This month I’m off on my annual fishing holiday to Andros Island in the Bahamas. I go every year with Robin Hutson, the founder of The Pig Hotel chain, and we’re going to be targeting bonefish, which are often referred to as “trout on steroids”.
The first time I hooked into one, I got a major adrenaline rush – non-fishers don’t understand the exhilarating side of the sport. When you have one on the line it’s a real primal battle between you and the fish. For those few moments, nothing else exists, it’s just you and your dinner, in a struggle to the death (for the fish, hopefully). If you’re not a fisher, I implore you to give it a go, you’ll be surprised how physical and exciting it is.
We always stay at the Bone Fish Club on Andros, and last year we were joined by a party of eight Americans, all fishing nuts who talked about nothing else, apart from the odd bit about the election (I imagine they’ll be a bit quieter about that this year).
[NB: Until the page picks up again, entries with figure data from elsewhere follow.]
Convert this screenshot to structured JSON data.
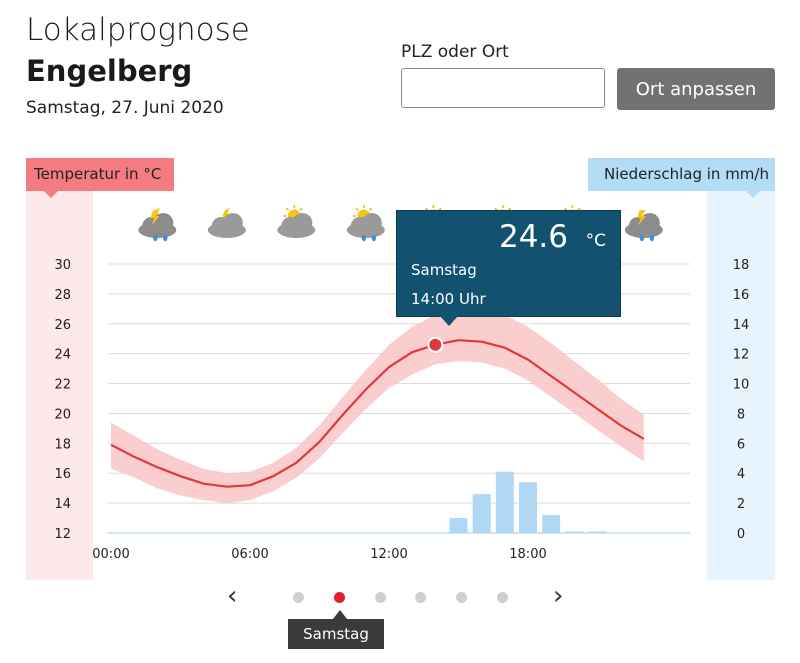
{
  "header": {
    "title": "Lokalprognose",
    "place": "Engelberg",
    "date": "Samstag, 27. Juni 2020"
  },
  "search": {
    "label": "PLZ oder Ort",
    "value": "",
    "placeholder": "",
    "button_label": "Ort anpassen"
  },
  "axis_tags": {
    "temperature": "Temperatur in °C",
    "precipitation": "Niederschlag in mm/h"
  },
  "weather_icons": [
    {
      "hour": 2,
      "icon": "thunderstorm-rain-night-icon"
    },
    {
      "hour": 5,
      "icon": "cloudy-night-icon"
    },
    {
      "hour": 8,
      "icon": "sun-cloud-icon"
    },
    {
      "hour": 11,
      "icon": "sun-cloud-rain-icon"
    },
    {
      "hour": 14,
      "icon": "sun-cloud-icon"
    },
    {
      "hour": 17,
      "icon": "sun-cloud-thunder-icon"
    },
    {
      "hour": 20,
      "icon": "sun-cloud-thunder-icon"
    },
    {
      "hour": 23,
      "icon": "thunderstorm-rain-icon"
    }
  ],
  "tooltip": {
    "value": "24.6",
    "unit": "°C",
    "day": "Samstag",
    "time": "14:00 Uhr"
  },
  "pager": {
    "prev": "‹",
    "next": "›",
    "dot_count": 6,
    "active_index": 1,
    "active_label": "Samstag"
  },
  "colors": {
    "temp_line": "#e2373d",
    "temp_band": "#f9c5c7",
    "temp_panel": "#fde9e9",
    "precip_bar": "#b0d8f5",
    "precip_panel": "#e8f4fd",
    "tooltip_bg": "#12516f",
    "button_bg": "#727272",
    "active_dot": "#e0232a"
  },
  "chart_data": {
    "type": "line",
    "x_unit": "hour",
    "xlim": [
      0,
      24
    ],
    "x_ticks": [
      "00:00",
      "06:00",
      "12:00",
      "18:00"
    ],
    "temperature": {
      "ylim": [
        12,
        30
      ],
      "y_ticks": [
        "30",
        "28",
        "26",
        "24",
        "22",
        "20",
        "18",
        "16",
        "14",
        "12"
      ],
      "hours": [
        0,
        1,
        2,
        3,
        4,
        5,
        6,
        7,
        8,
        9,
        10,
        11,
        12,
        13,
        14,
        15,
        16,
        17,
        18,
        19,
        20,
        21,
        22,
        23
      ],
      "values": [
        17.9,
        17.1,
        16.4,
        15.8,
        15.3,
        15.1,
        15.2,
        15.8,
        16.7,
        18.1,
        19.9,
        21.6,
        23.1,
        24.1,
        24.6,
        24.9,
        24.8,
        24.4,
        23.6,
        22.5,
        21.4,
        20.3,
        19.2,
        18.3
      ],
      "band_upper": [
        19.4,
        18.5,
        17.6,
        16.9,
        16.3,
        16.0,
        16.1,
        16.7,
        17.7,
        19.2,
        21.1,
        22.9,
        24.6,
        25.8,
        26.6,
        27.1,
        27.0,
        26.6,
        25.8,
        24.7,
        23.5,
        22.3,
        21.0,
        19.9
      ],
      "band_lower": [
        16.3,
        15.7,
        15.0,
        14.5,
        14.2,
        14.0,
        14.2,
        14.8,
        15.7,
        17.0,
        18.7,
        20.3,
        21.7,
        22.6,
        23.3,
        23.5,
        23.4,
        23.0,
        22.2,
        21.1,
        20.0,
        18.9,
        17.8,
        16.8
      ]
    },
    "precipitation": {
      "ylim": [
        0,
        18
      ],
      "y_ticks": [
        "18",
        "16",
        "14",
        "12",
        "10",
        "8",
        "6",
        "4",
        "2",
        "0"
      ],
      "hours": [
        15,
        16,
        17,
        18,
        19,
        20,
        21
      ],
      "values": [
        1.0,
        2.6,
        4.1,
        3.4,
        1.2,
        0.1,
        0.1
      ]
    },
    "highlight": {
      "hour": 14,
      "value": 24.6
    }
  }
}
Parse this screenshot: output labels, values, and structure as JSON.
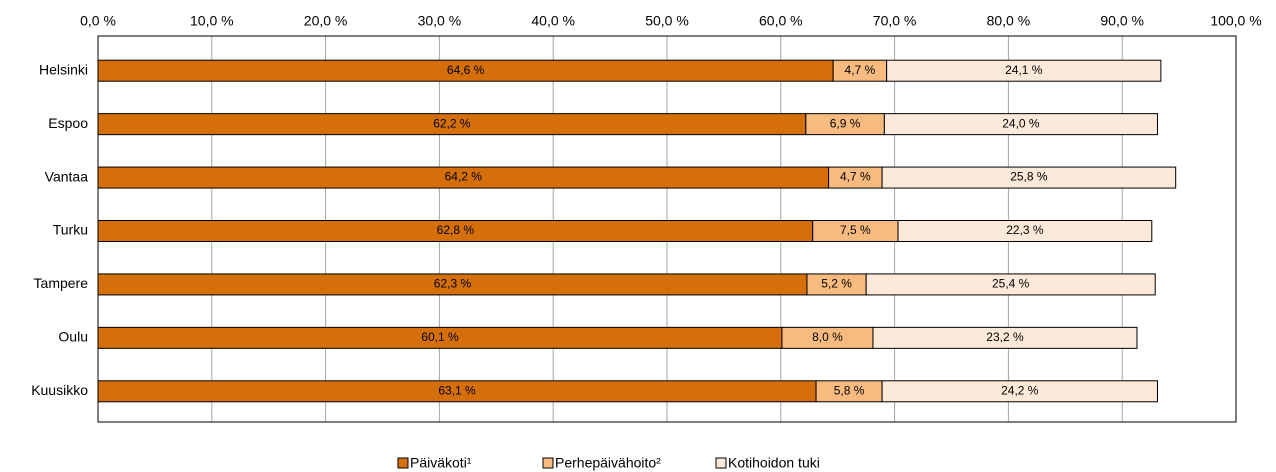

They looked dubious about these two Englishmen cooking for a bunch of hungry yanks, but we had a good day’s fishing and ended up banging out five courses of mahi mahi and wahoo – that shut them up!
One morning Robin and I fancied a change so we went into the deep water in search of the sporty bigger fish. We told the Americans – who had no idea what we did – that we’d be cooking dinner tonight. They looked dubious about these two Englishmen cooking for a bunch of hungry yanks, but we had a good day’s fishing and ended up banging out five courses of mahi mahi and wahoo – that shut them up!
This year I’m going to take some pre-mixed curry spices and a few other essentials so I don’t have to get the skipper to call his wife every 10 minutes to send over new ingredients each time I pull a new fish out of the sea.
Robin and I fish wherever we can, as often as we can. Adrenaline aside, it’s a great way to escape from the hotels and restaurants for a few days, even if it does entail standing in a river in waders with water up to your chest. The season is starting up again in the UK, including in the nearby River Axe, so hopefully I can celebrate a better season on home waters than last year, which was dismal. I caught more fish on a 24 hour trip to Iceland than I did all season at home. That’s fishing for you – it’s not all about catching fish. At least that’s what I tell myself when I come home empty handed.
Anyway, part of the fun is planning our sophisticated riverbank feasts. These can consist of anything from a kilo porterhouse from our farmer friend Peter Hannan in Northern Ireland, cooked over wood, to a vegetarian mezze from Robin’s walled kitchen gardens at The Pig Hotels.
When we get back from Andros I’m going to have a long celebratory lunch with Soho House’s Nick Jones at his newly-opened members’ club in the City, The Ned. That could well go into the hours of darkness as we don’t get out together much. I look forward to boring him to tears with stories about all the stuff I caught in the Bahamas.